As threads within a warp may follow different directions through conditional branches in the program, the warp must follow each taken path in turn, while disabling individual threads that do not participate. Following divergence, current GPU architectures attempt to restore convergence at the earliest program point following static annotations in the binary. However, this policy has been shown to be suboptimal in many cases, in which later convergence improves performance. In fact, optimal convergence points depend on dynamic program behavior, so static decisions are unable to capture them.

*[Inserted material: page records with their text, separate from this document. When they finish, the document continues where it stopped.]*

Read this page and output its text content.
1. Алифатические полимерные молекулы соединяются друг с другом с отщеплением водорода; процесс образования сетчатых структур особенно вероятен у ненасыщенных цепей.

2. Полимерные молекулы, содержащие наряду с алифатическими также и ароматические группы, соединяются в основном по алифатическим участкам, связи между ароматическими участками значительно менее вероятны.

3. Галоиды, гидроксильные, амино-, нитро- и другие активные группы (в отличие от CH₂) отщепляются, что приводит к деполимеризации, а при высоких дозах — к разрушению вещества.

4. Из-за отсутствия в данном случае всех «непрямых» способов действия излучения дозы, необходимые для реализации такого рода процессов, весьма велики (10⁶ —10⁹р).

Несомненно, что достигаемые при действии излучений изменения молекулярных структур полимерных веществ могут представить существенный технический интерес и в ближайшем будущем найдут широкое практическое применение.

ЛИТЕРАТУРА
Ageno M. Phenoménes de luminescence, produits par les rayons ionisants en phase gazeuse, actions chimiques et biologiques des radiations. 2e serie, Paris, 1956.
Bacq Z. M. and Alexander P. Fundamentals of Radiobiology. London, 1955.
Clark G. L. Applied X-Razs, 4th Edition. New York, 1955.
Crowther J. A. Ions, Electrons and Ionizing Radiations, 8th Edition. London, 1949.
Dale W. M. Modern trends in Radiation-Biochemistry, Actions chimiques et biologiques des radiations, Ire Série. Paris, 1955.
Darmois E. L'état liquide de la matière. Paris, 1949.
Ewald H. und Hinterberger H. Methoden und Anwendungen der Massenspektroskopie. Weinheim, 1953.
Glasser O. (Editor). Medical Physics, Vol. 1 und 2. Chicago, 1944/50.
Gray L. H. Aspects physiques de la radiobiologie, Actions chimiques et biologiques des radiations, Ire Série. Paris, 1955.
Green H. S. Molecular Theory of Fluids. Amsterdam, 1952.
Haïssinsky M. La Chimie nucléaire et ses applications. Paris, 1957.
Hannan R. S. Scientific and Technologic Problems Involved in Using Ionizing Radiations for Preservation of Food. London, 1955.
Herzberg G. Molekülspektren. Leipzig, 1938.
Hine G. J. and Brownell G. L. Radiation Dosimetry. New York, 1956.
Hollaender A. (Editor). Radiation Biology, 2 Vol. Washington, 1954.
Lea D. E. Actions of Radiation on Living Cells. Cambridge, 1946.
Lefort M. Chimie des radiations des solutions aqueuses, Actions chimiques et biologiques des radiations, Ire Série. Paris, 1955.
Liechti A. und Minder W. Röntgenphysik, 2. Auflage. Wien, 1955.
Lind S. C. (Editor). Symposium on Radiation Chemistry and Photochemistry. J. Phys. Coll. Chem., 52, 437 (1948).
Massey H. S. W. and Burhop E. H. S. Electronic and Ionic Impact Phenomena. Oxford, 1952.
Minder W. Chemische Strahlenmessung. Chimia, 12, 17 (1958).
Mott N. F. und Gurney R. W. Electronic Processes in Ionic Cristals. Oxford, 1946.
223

The goal of the thesis of Arthur Blanleuil is to design predictors that enable the microarchitecture to infer dynamic code behavior and place convergence points appropriately. Convergence predictors have analogies with branch predictors and control independence predictors studied in superscalar processor architecture, but they present one additional challenge: the thread runaway problem. Although a branch misprediction will be identified and repaired locally, a wrong thread scheduling decision may go unnoticed and delay convergence by thousands of instructions. To address the thread runaway problem, we plan to explore promise-based speculation and recovery strategies. When no information is available, we follow the traditional conservative earliest-convergence scheduling policy. Once the predictor has enough information to make a more aggressive prediction, it generates assumptions about the prediction. The microarchitecture then keeps checking dynamically whether the assumptions actually hold true in the near future. If assumptions turn out to be wrong, the prediction will be reconsidered by changing back priorities to conservative. Such promise-based speculation policies can address the thread runaway problem by fixing a bound on the worst-case performance degradation of an aggressive scheduling policy against the conservative baseline.

Accurate thread convergence policies will enable dynamic vectorization to adapt to application characteristics dynamically. They will both improve performance and simplify programming of many-core architectures by alleviating the need for advanced code tuning by expert programmers.

Exploring the design space of GPU architectures

Participants : Alexandre Kouyoumdjian, Caroline Collange.

We study tradeoffs in the internal organization of GPUs in the context of general-purpose parallel processing [35]. In particular, we analyze the performance impact of having a few wide streaming multiprocessors compared to many narrow ones. Although we find narrow configurations usually give higher performance for an equal number of execution units, they require more hardware resources and energy. On the other hand, our evaluation show that the optimal streaming multiprocessor width varies across applications. This study motivates adaptive GPU architectures that would support configurable internal organization.